LA FAMILIA SEMILLERO DE VOCACIONES
30 de Octubre

*Las familias, animadas por el espíritu de la fe, caridad y piedad, son como un primer seminario*
“Los padres cristianos son llamados a preparar, cultivar y defender las vocaciones que Dios suscita en su familia…. La familia es el vivero natural de las vocaciones”


LA VOCACIÓN EMPIEZA POR LA CASA

Efectivamente queridos hijos, repito nuevamente “La vocación empieza por la casa”
Al igual que la caridad también empieza por la casa.

Veamos las distintas tareas que deben de desempeñar los padres de familia para que su hogar tenga un ambiente vocacional.

1º. La pregunta que se hacen ¿QUÉ SERÁ DE NUESTROS HIJOS? 

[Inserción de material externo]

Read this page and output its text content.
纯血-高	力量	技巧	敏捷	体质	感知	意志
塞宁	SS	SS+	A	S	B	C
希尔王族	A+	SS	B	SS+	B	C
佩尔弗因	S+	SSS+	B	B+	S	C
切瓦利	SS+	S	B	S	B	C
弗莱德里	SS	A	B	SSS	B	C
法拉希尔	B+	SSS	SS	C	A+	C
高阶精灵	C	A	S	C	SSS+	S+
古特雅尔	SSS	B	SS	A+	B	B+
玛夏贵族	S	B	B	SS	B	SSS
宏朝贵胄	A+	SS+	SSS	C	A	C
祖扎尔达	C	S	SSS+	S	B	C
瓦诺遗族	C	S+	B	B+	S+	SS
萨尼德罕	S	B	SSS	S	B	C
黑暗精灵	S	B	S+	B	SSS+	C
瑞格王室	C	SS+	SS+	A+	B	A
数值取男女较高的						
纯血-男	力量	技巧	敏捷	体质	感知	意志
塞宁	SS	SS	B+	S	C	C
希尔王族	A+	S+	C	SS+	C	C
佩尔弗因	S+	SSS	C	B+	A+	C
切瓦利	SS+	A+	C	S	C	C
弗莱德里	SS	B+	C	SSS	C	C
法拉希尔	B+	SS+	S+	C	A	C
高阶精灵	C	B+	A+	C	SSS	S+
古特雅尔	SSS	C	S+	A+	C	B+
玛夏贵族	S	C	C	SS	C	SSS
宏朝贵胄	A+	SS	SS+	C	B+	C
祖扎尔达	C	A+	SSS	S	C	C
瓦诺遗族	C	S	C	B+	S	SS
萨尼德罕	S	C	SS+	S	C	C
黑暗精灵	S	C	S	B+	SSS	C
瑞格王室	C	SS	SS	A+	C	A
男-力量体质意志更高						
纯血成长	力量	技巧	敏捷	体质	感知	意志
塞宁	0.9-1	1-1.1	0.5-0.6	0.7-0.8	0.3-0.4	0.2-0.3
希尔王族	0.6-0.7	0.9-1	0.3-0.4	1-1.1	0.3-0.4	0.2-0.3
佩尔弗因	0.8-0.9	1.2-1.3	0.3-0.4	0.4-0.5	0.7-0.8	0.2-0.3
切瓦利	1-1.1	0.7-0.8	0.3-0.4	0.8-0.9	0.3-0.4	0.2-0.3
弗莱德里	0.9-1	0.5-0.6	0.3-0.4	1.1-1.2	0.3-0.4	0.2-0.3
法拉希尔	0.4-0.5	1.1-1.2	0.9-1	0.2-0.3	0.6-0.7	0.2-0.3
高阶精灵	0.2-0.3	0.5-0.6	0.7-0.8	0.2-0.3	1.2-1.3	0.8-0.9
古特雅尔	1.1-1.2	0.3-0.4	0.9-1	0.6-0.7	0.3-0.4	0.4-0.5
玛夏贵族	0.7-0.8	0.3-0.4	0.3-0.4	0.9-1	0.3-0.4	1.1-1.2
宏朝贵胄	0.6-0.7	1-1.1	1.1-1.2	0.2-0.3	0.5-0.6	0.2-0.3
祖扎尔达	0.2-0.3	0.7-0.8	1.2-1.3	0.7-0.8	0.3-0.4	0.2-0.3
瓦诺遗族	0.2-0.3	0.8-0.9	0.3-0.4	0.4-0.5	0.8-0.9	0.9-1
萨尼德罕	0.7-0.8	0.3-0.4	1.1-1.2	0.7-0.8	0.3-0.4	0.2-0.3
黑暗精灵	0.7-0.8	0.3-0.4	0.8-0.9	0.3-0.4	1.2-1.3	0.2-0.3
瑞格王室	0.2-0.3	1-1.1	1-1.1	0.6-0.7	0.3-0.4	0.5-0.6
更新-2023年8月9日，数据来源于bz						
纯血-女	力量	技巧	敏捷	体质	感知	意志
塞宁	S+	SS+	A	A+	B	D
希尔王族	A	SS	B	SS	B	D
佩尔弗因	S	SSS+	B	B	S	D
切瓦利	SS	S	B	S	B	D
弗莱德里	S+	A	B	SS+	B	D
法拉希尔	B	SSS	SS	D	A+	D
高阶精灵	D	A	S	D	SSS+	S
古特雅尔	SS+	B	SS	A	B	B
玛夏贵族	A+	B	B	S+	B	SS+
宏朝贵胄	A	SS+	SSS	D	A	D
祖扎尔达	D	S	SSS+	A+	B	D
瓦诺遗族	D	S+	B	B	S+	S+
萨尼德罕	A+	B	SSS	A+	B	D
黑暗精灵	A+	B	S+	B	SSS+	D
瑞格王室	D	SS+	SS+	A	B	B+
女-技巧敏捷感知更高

Creo que se usa todavía que los papás, antes de irse a descansar, pasen a la recámara del hijo más pequeño que ya duerme, para asegurarse que no esté descobijado, y permanezcan algunos momentos contemplándolo, como queriendo escuchar sus sueños.

En aquel momento surge en ellos la pregunta ¿“Qué será de él? ¿Qué vida le espera? ¿Qué mundo lo recibirá “? Los hijos hacen pensar en el futuro y entre pregunta y pegunta se siente, confianza y temor.

El consuelo de los padres está en entrever motivos de esperanza en la bondad de sus hijos, en la buena disposición de ellos hacia la vida, en la correcta relación con los demás y con el misterio de Dios.

Frecuentemente, quizá, una inquietud que se asemeja a una angustia reprimida entristece su último pensamiento “Nuestros hijos van hacia el futuro indefensos y solos….. ¿Qué será de ellos en este mundo tan complicado y enfermo?, ¿Quién los protegerá cuando faltemos nosotros?....”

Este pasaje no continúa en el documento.